Making that happen can be as simple as finding one great accent piece that can make you "pop the basics" and stand out in a crowd. Kim Wilson, director of HR consulting and recruiting at the University of Richmond, encourages women to dig into their closets and update those classic essentials with a bit of color or an accent look. "You want to show off your great personality and smile. That's what gets your foot in the door," she said.
Do an inventory of your suits, separates, blouses, scarves, shoes, etc. Make any needed repairs that will not cost an arm and a leg and can be done immediately, such as reinforcing seams or putting new taps on heels ($1)! First impressions are critical.

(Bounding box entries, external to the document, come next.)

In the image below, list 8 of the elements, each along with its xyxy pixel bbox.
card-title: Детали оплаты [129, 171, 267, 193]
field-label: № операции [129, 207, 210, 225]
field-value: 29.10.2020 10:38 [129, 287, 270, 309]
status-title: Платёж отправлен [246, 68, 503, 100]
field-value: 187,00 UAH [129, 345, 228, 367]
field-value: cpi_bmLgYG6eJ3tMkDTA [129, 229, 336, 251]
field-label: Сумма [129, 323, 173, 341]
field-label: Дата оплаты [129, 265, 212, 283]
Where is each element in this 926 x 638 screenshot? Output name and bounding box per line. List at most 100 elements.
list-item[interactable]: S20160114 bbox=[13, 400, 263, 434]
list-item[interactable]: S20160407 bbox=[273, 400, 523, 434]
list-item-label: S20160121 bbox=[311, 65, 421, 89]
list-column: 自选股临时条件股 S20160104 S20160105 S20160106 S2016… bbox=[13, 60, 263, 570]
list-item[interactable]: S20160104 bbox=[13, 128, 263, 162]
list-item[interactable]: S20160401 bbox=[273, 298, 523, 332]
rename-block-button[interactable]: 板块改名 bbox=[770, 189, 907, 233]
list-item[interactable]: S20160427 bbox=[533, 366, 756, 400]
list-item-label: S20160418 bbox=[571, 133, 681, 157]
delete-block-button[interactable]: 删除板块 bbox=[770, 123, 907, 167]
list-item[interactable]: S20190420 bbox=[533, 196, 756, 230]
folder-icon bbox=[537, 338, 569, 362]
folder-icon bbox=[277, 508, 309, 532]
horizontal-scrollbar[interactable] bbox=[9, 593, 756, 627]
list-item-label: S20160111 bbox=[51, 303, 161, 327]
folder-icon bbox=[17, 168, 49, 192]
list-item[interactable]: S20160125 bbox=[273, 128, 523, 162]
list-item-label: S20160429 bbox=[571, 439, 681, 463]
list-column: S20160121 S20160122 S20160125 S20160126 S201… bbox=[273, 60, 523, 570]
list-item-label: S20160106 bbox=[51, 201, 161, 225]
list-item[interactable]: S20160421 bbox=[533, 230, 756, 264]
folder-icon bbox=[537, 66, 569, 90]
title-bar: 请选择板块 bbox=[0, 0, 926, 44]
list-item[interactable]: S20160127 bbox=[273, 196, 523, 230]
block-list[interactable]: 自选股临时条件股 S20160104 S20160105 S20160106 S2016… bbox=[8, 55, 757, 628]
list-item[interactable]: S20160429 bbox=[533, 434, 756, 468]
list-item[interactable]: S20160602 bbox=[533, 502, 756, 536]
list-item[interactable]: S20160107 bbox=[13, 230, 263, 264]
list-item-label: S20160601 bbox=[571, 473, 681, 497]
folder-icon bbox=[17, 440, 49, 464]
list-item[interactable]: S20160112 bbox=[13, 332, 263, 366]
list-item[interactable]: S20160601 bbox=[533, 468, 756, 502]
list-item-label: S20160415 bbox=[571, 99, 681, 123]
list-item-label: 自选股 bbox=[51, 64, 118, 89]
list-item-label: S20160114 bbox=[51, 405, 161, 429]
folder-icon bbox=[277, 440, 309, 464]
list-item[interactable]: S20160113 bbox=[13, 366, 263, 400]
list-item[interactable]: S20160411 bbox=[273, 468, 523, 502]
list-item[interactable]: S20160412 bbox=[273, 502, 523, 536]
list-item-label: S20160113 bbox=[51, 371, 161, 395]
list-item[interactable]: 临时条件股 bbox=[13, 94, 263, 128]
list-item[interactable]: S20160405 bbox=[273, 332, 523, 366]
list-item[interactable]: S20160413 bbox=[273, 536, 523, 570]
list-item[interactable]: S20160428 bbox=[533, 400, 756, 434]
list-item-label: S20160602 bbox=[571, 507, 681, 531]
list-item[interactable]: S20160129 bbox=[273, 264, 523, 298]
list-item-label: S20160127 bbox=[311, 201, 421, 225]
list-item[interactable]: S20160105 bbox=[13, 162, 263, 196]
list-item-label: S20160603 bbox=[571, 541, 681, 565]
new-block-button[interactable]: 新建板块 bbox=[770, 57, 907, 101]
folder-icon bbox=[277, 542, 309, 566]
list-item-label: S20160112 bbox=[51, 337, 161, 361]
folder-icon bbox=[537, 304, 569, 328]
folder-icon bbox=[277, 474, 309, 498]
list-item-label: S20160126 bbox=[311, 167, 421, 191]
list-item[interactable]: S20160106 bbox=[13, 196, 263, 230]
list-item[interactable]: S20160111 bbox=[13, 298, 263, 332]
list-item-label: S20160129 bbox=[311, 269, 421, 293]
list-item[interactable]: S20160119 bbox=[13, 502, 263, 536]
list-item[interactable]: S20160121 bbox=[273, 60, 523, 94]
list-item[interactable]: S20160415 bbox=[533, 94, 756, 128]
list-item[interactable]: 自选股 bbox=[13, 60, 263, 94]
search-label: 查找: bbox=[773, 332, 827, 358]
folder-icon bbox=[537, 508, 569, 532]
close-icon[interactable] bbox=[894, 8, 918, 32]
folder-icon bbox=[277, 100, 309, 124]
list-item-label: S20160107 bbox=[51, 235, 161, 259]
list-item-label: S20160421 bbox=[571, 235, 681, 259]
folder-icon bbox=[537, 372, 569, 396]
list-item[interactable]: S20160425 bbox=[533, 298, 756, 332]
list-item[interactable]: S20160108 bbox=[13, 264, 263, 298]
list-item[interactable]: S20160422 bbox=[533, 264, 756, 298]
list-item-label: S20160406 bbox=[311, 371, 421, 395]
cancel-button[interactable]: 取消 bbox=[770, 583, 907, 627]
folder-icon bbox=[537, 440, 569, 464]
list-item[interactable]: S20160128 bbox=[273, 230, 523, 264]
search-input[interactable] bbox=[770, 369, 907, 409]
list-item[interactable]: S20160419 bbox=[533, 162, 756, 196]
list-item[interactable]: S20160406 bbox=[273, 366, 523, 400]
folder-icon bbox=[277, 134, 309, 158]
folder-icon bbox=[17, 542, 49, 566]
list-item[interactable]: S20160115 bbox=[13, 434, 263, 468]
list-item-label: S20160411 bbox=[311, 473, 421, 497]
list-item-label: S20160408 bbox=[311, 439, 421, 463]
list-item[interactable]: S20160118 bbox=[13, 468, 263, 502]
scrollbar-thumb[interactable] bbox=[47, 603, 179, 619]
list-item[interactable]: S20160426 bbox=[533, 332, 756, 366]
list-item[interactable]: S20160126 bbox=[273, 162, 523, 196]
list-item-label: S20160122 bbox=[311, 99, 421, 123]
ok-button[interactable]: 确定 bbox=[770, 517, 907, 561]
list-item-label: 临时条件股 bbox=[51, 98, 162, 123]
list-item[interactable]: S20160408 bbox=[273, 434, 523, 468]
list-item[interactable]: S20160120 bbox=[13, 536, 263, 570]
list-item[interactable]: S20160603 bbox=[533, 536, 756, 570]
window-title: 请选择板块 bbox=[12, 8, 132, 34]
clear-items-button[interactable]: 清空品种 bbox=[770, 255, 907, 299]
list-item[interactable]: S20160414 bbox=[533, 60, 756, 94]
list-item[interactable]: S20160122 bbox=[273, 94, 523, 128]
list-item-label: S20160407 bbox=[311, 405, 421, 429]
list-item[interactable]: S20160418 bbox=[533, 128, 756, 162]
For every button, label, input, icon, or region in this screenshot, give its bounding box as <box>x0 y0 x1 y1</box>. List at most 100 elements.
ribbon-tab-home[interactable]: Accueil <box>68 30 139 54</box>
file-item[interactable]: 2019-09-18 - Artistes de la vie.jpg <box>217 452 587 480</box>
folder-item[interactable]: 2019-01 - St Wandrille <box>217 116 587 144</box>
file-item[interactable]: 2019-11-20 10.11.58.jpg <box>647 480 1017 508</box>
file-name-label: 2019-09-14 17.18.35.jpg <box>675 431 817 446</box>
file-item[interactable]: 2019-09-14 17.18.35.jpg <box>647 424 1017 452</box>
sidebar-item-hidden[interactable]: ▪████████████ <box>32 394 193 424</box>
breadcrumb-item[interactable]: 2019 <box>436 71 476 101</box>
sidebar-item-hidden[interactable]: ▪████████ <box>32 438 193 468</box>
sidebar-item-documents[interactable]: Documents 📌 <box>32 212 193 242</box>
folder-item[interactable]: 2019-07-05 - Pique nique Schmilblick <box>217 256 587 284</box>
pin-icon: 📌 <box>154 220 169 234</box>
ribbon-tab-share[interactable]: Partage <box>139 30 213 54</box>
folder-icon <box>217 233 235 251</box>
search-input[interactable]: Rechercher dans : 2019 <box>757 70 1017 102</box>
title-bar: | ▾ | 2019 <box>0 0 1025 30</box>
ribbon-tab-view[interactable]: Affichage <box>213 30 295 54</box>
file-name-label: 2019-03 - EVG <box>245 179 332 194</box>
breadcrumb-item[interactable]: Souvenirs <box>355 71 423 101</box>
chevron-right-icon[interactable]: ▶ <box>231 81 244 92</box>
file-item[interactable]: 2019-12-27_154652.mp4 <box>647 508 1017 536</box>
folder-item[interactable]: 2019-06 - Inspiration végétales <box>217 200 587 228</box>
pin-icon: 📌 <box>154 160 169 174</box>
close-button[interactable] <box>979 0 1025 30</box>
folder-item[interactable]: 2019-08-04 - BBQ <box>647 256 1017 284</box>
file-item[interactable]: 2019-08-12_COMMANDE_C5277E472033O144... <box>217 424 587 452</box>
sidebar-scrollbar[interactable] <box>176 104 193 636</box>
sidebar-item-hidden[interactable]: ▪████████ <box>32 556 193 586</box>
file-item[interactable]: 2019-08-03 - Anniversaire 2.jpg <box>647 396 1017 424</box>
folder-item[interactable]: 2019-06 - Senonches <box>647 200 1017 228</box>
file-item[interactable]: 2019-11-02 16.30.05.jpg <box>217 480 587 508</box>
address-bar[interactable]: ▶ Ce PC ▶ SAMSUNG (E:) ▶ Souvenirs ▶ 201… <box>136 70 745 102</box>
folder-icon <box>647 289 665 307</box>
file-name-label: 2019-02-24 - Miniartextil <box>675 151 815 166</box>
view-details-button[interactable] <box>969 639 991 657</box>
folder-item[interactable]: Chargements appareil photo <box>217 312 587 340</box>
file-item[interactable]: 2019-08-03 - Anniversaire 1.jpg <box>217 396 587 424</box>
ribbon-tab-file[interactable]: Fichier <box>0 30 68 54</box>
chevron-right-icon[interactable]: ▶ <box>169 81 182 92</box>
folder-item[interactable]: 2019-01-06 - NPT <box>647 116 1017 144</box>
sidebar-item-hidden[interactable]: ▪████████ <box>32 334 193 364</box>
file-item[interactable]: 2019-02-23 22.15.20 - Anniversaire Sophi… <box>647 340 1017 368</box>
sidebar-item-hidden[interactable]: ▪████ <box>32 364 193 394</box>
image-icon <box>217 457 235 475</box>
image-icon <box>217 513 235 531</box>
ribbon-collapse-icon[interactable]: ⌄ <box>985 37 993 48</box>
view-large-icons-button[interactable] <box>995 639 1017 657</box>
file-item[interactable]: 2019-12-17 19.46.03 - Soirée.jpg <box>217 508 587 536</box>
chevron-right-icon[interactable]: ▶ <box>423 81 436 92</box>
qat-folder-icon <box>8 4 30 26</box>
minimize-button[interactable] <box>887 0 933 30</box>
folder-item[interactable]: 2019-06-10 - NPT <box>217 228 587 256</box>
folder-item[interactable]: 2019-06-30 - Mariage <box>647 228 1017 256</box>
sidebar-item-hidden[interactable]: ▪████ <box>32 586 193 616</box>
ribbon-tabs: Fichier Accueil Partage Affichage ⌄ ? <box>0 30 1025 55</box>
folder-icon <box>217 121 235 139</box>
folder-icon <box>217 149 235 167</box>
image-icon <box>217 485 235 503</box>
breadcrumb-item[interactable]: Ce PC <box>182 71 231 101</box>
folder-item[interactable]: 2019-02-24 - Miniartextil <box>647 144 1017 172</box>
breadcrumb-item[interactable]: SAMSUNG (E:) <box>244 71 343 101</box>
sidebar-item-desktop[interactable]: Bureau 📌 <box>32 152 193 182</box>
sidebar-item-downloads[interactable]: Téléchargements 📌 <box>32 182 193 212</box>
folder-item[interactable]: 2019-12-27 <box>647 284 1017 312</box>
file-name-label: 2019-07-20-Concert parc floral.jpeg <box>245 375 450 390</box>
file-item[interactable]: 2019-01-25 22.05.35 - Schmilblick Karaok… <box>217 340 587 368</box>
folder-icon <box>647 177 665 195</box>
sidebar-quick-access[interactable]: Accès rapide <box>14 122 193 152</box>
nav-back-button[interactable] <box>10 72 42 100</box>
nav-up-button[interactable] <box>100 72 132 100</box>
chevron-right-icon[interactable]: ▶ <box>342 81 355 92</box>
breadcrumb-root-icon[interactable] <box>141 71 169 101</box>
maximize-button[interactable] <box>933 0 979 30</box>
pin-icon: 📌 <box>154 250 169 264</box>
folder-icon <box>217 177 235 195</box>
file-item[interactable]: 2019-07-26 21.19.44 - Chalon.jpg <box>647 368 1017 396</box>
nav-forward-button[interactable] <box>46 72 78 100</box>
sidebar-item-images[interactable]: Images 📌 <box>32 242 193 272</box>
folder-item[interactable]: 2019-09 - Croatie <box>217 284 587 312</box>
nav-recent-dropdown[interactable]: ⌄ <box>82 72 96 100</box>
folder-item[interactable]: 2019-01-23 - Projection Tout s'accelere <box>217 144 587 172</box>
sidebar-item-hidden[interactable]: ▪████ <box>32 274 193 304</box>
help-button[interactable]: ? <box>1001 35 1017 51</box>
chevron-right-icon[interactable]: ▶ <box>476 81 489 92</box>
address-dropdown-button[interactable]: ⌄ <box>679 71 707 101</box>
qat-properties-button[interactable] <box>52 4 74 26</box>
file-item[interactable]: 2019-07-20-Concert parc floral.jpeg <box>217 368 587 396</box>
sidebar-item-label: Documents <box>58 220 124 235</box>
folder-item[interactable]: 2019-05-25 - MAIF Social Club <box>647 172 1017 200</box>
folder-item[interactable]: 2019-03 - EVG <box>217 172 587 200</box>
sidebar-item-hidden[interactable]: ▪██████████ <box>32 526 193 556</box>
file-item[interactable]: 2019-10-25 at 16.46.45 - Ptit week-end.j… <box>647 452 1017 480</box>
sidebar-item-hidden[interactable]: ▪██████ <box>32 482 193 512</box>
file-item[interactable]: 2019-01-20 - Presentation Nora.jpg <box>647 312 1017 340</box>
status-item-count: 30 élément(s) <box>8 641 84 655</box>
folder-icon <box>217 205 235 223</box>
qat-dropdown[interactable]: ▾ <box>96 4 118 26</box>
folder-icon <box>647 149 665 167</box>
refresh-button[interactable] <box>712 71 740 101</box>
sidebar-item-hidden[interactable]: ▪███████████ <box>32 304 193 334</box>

You can blend separates with loose blazers or sweater sets, which will give you a polished look. Pop your wardrobe with color by adding in a fun sweater set or blouse with jewel tones like aqua, magenta or plum.
Great accessories, such as a multi-strand of pearls, can refresh any seasoned suit or separate ensemble. Shoes are super hot this spring, with all ranges of textures and heel sizes. A basic black pump always works, but instead of plain leather, think patent leather, which can be very reasonably priced and in a wide array of colors. Remember not to over-accessorize -- too much is always a fashion frown! Grab the latest fashion magazines or surf the web to identify the latest trends for this spring. Always be confident!
They never go out of style. A basic navy jacket, skirt and clean shoes and simple earrings are non-offensive to anyone. A solid navy or olive suit with a clean, crisp white shirt also works beautifully. You can jazz these things up later with heels, jewelry or wild ties, after you land the job, to reflect your personality. Also, for ladies, you can't beat a black skirt and white blouse with simple pearl studs.
It's actually very easy to find designer suits, skirts, pants and jackets at way below cost at a Ross or Marshall's. These are very well-made and will last for years. If you are interviewing, invest in 2 to 3 suits and several shirts/blouses and a good pair of black and brown shoes. You can mix and match, and continue building your wardrobe upon these basics when you are working. Everyone should have a staple of khaki or camel pants and/or skirt, black skirt/pants, 3 to 4 blouses/shirts that go with those, and a couple of coordinating jackets.
Take a long look at your wardrobe, including clothes from previous jobs. On average, we don't wear 25 percent of the clothes in our closets, which leaves you with significant swapping ammo. You can organize a swap party with local friends and encourage they bring office attire they no longer wear. Have a friend who recently quit her 9-to-5 job to teach pre-school? Hit her up for some job-appropriate clothing. If you're strapped for time, thredUP allows you to swap clothes from the comfort of your own home.
Once you've exhausted swappable resources, head out into the "real world" with your frugal helmet intact. Consignment, thrift and resale shops are great for finding discounted gems perfect for your new gig. Spend time sorting through racks and be sure to ask when new inventory is displayed so you can get first pick!
Rather than buying new outfits, spend less money updating your wardrobe with accessories. Scarves, belts, necklaces and hats can all refresh your look and your mentality for day one. Head to inexpensive accessory stores to change up your style year to year.